Sie ist und bleibt die Beste. Auch wenn sie die Abfahrts-Kugel im letzten Rennen verspielt. Lara Gut-Behrami (32) gewinnt drei Kristallkugeln. Weil ihre härtesten Gegnerinnen – Shiffrin, Vlhova und Goggia – lange ausfielen? Nein. Weil sie sich ihren Triumph verdient hat. 8 Siege und 16 Podestplätze sind schlicht bärenstark. Und: Besonders im Skirennsport ist die Qualität, gesund und fit durch einen Winter zu kommen, entscheidend. Das hat Gut-Behrami geschafft.
Womit wir beim zweiten Punkt wären: der menschlichen Wandlung Gut-Behramis. «Früher wollte ich gewinnen, jetzt will ich leben», erzählte sie in Saalbach. Dieser Genuss ist ihr auf der Zielgeraden ihrer Karriere zu gönnen.
Grosse Unterschiede zu Marco Odermatt
Gleichzeitig ist der Unterschied zu Marco Odermatt (26), dem Posterboy des Schweizer Skirennsports, nach wie vor riesig. Eloquent sind beide, gescheit sowieso – nur stellt Gut-Behrami das öffentlich seltener zur Schau. Am liebsten behält sie die Emotionen für sich und ihre Liebsten. Auf grössere Interviews verzichtet Gut-Behrami schon lange, zwischen Riesenslalom-Läufen spricht sie nicht, auf Nachfragen reagiert sie zuweilen schmallippig oder gar schroff.

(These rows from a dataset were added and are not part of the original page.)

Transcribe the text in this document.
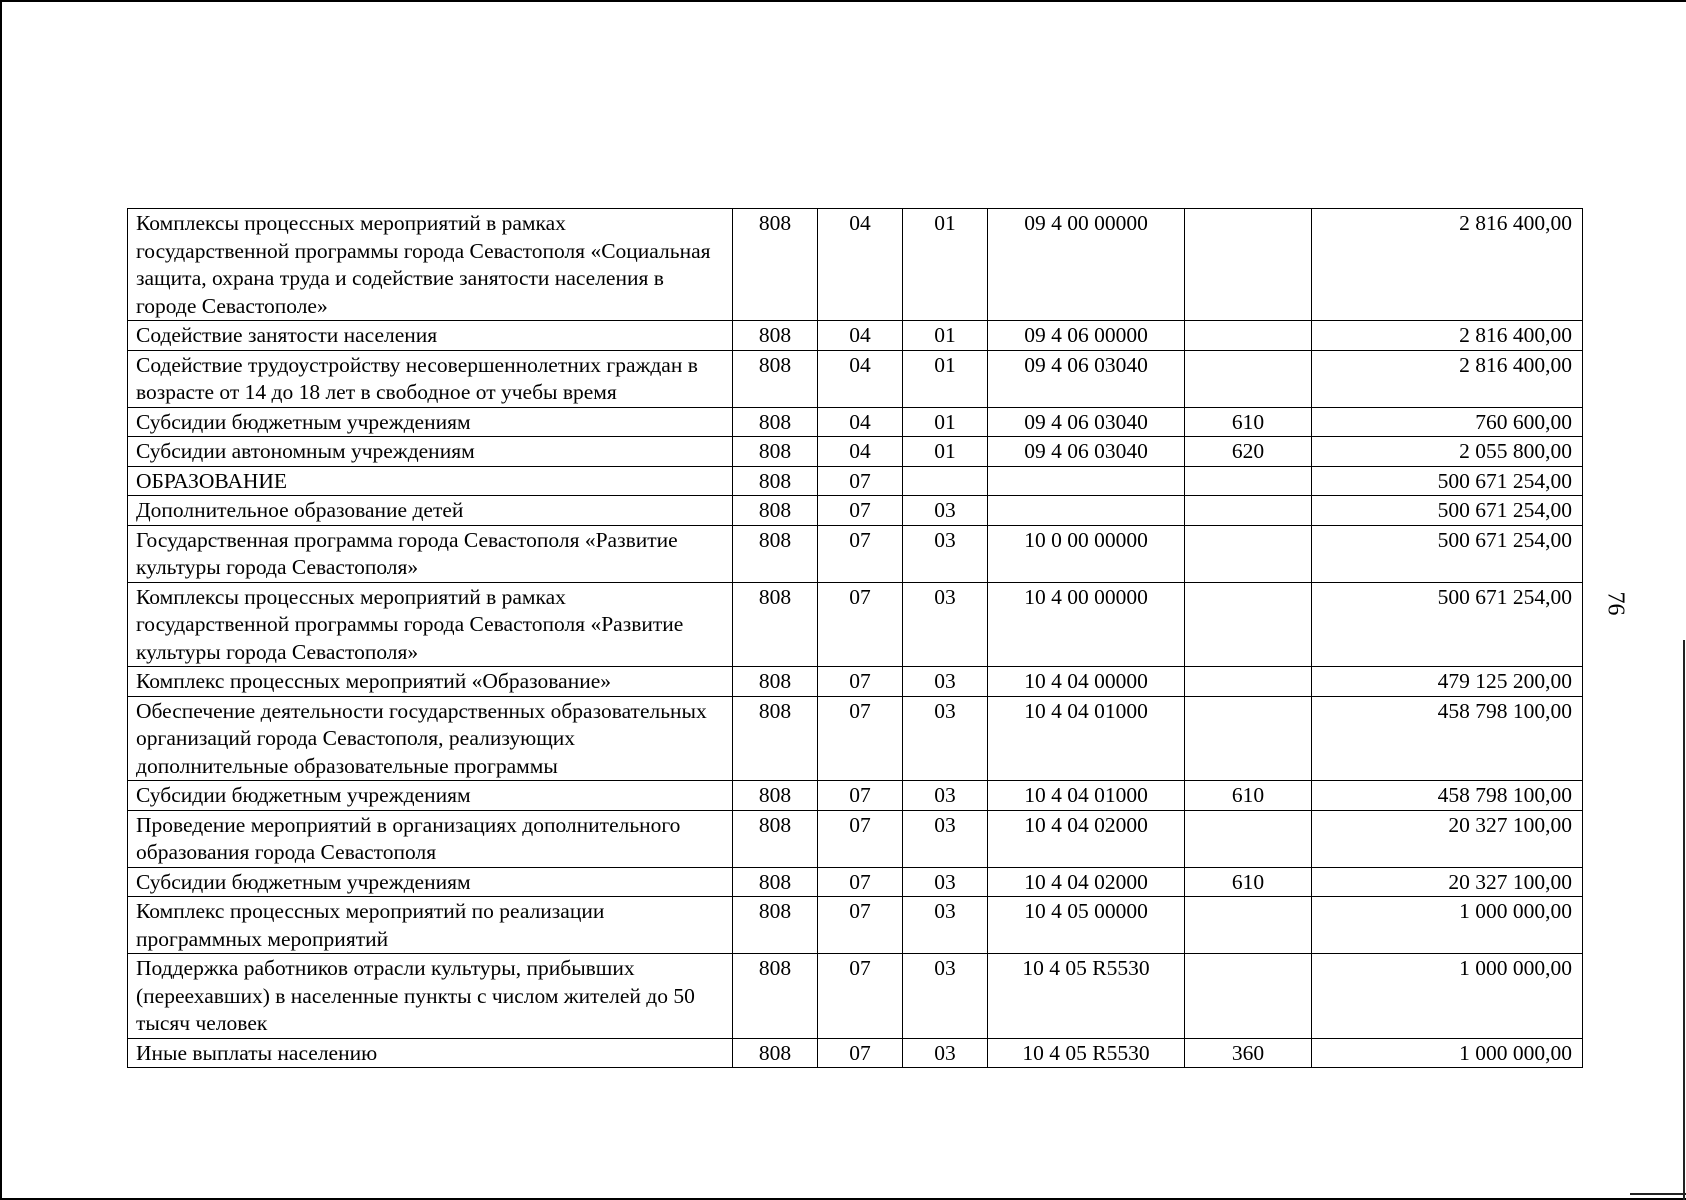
76
Комплексы процессных мероприятий в рамках государственной программы города Севастополя «Социальная защита, охрана труда и содействие занятости населения в городе Севастополе»	808	04	01	09 4 00 00000		2 816 400,00
Содействие занятости населения	808	04	01	09 4 06 00000		2 816 400,00
Содействие трудоустройству несовершеннолетних граждан в возрасте от 14 до 18 лет в свободное от учебы время	808	04	01	09 4 06 03040		2 816 400,00
Субсидии бюджетным учреждениям	808	04	01	09 4 06 03040	610	760 600,00
Субсидии автономным учреждениям	808	04	01	09 4 06 03040	620	2 055 800,00
ОБРАЗОВАНИЕ	808	07				500 671 254,00
Дополнительное образование детей	808	07	03			500 671 254,00
Государственная программа города Севастополя «Развитие культуры города Севастополя»	808	07	03	10 0 00 00000		500 671 254,00
Комплексы процессных мероприятий в рамках государственной программы города Севастополя «Развитие культуры города Севастополя»	808	07	03	10 4 00 00000		500 671 254,00
Комплекс процессных мероприятий «Образование»	808	07	03	10 4 04 00000		479 125 200,00
Обеспечение деятельности государственных образовательных организаций города Севастополя, реализующих дополнительные образовательные программы	808	07	03	10 4 04 01000		458 798 100,00
Субсидии бюджетным учреждениям	808	07	03	10 4 04 01000	610	458 798 100,00
Проведение мероприятий в организациях дополнительного образования города Севастополя	808	07	03	10 4 04 02000		20 327 100,00
Субсидии бюджетным учреждениям	808	07	03	10 4 04 02000	610	20 327 100,00
Комплекс процессных мероприятий по реализации программных мероприятий	808	07	03	10 4 05 00000		1 000 000,00
Поддержка работников отрасли культуры, прибывших (переехавших) в населенные пункты с числом жителей до 50 тысяч человек	808	07	03	10 4 05 R5530		1 000 000,00
Иные выплаты населению	808	07	03	10 4 05 R5530	360	1 000 000,00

Gut-Behrami muss nicht der Liebling der Massen sein. Sie ist, wie sie ist. Statt etwas vorzuspielen, sagt sie, was sie denkt. Das machen nicht viele. In Erinnerung bleibt ihre Auslegeordnung nach dem Sturz-Festival in Cortina: Sie hinterfragte alles – die FIS, die Verbände und auch sich selbst. Und nun, nach dem bitteren Verpassen der Abfahrts-Kugel, sucht sie keine Ausreden.
Der Fall Hervas zeigt: Gut-Behrami ist knallhart
Gut-Behrami hat sich gewandelt. Aber nicht überall. Was geblieben ist: Sie ist knallhart – zu sich, aber auch zu anderen. Das bekam in Saalbach auch ihr Coach Alejo Hervas zu spüren, den sie nach einem Vertrauensbruch sofort nach Hause schickte. Es ist auch diese Kompromisslosigkeit, die sie dahin gebracht hat, wo sie mit fast 33 Jahren ist: auf den Ski-Thron.
Diese Leistung gilt es zu würdigen – egal, ob man Gut-Behrami mag oder nicht. Gleichzeitig hat es Swiss-Ski geschafft, sie so zu unterstützen, dass sie ihre beste Leistung zeigen kann und nicht aufmuckt. Auch das darf nicht vergessen werden.